If these are extremes — the more common story of CF being one of frail, barrel-chested children, of frequently missed school and canceled family vacations — they are not atypical; it is a disease which defies neat description. It is a disease Camus or Sartre would have understood, for it teaches the meaning of existentialism as few things can. It is a disease which causes five- and six-year-olds to think deeply about sorrow and joy, the unfairness of fate, and why people are born to die.

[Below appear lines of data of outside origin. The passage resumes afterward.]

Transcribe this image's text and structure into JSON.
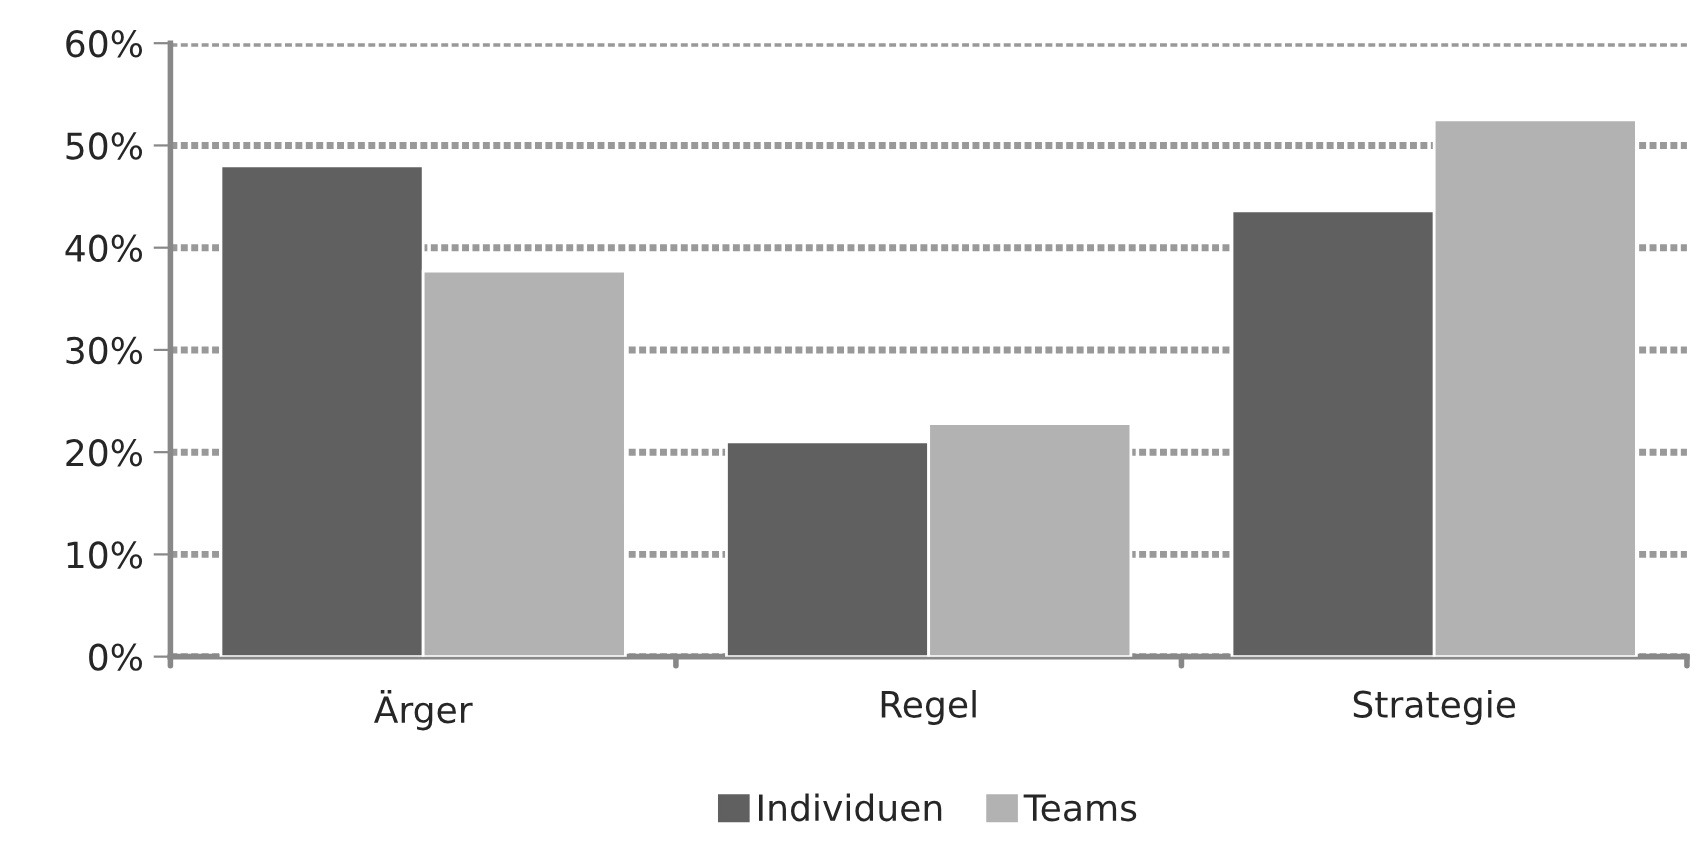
{
  "chart_data": {
    "type": "bar",
    "categories": [
      "Ärger",
      "Regel",
      "Strategie"
    ],
    "series": [
      {
        "name": "Individuen",
        "color": "#606060",
        "values": [
          48,
          21,
          43.6
        ]
      },
      {
        "name": "Teams",
        "color": "#b2b2b2",
        "values": [
          37.7,
          22.8,
          52.5
        ]
      }
    ],
    "ylim": [
      0,
      60
    ],
    "yticks": [
      {
        "value": 0,
        "label": "0%"
      },
      {
        "value": 10,
        "label": "10%"
      },
      {
        "value": 20,
        "label": "20%"
      },
      {
        "value": 30,
        "label": "30%"
      },
      {
        "value": 40,
        "label": "40%"
      },
      {
        "value": 50,
        "label": "50%"
      },
      {
        "value": 60,
        "label": "60%"
      }
    ],
    "grid": "y",
    "legend": "bottom"
  }
}
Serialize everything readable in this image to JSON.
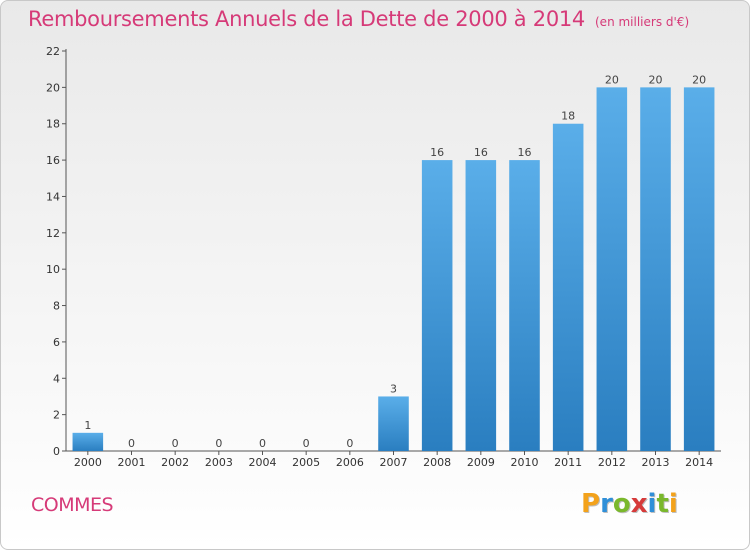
{
  "title": "Remboursements Annuels de la Dette de 2000 à 2014",
  "subtitle": "(en milliers d'€)",
  "place_name": "COMMES",
  "logo": {
    "text": "Proxiti",
    "letters": [
      "P",
      "r",
      "o",
      "x",
      "i",
      "t",
      "i"
    ],
    "letter_colors": [
      "#f3a21b",
      "#2f8fd8",
      "#7ab82c",
      "#d63a3a",
      "#2f8fd8",
      "#7ab82c",
      "#f3a21b"
    ]
  },
  "colors": {
    "bar_top": "#5aaee9",
    "bar_bottom": "#2a7ec0",
    "axis": "#555555",
    "text_accent": "#d63a78"
  },
  "chart_data": {
    "type": "bar",
    "categories": [
      "2000",
      "2001",
      "2002",
      "2003",
      "2004",
      "2005",
      "2006",
      "2007",
      "2008",
      "2009",
      "2010",
      "2011",
      "2012",
      "2013",
      "2014"
    ],
    "values": [
      1,
      0,
      0,
      0,
      0,
      0,
      0,
      3,
      16,
      16,
      16,
      18,
      20,
      20,
      20
    ],
    "data_labels": [
      "1",
      "0",
      "0",
      "0",
      "0",
      "0",
      "0",
      "3",
      "16",
      "16",
      "16",
      "18",
      "20",
      "20",
      "20"
    ],
    "y_ticks": [
      0,
      2,
      4,
      6,
      8,
      10,
      12,
      14,
      16,
      18,
      20,
      22
    ],
    "ylim": [
      0,
      22
    ],
    "grid": false,
    "legend": "none"
  }
}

In 1967 cystic fibrosis became part of the life of an attractive, composed Coronado woman named Judy Longfellow. Her son, Mark, was 14 months old at the time and she recognized, she says, “that something was wrong. He had diarrhea an awful lot and was eating me out of house and home — 18 pancakes at one sitting, that sort of thing; it was incredible. It was some time before we came up with the diagnosis, because after we had tried eliminating different foods [to check for allergies], we did a sweat test at Mercy Hospital which came back negative. But our doctor was very suspicious that Mark had CF, so we took him up to Children’s Hospital for more work. They did several tests and they all came back positive.
“There was a panel of doctors, there were like three, and we went into this room — Ralph [her husband] wasn’t with me. It was a very dark dismal kind of room, a room that would hold maybe 30 people, and we sat in this little nucleus and they basically told me Mark had CF, and they didn’t really elaborate much at all except to say that it was a very harsh disease. Then they sent me on my way.”
But a few days later Mrs. Longfellow and her husband were provided with a few details by their specialist at Children’s.
“He came into the room and he said, ‘Well, you might as well know right now that if your son coughs, that’s just about the end; he will probably not last three months. He’ll never be able to go to school.’ The picture he painted for us was very, very black. So we were left with absolutely no hope that this child would live to be two years old.… His manner was very matter-of-fact, he was in the room maybe three minutes; he went through all this stuff and then he was gone. That angered me considerably.”
Mark first exhibited the deep, thick cough of CF when he got a lung infection about six months after this. The doctor’s three-month time limit proved wrong, however, and Mark did go to school — where he excelled. He was tested at the age of six and found capable of doing college-level math. “He loved math,” said his mother, “just loved it.” He was also an avid baseball player and one year he became a Little League all-star. Not until last spring, when Mark was 14 years old, did he die.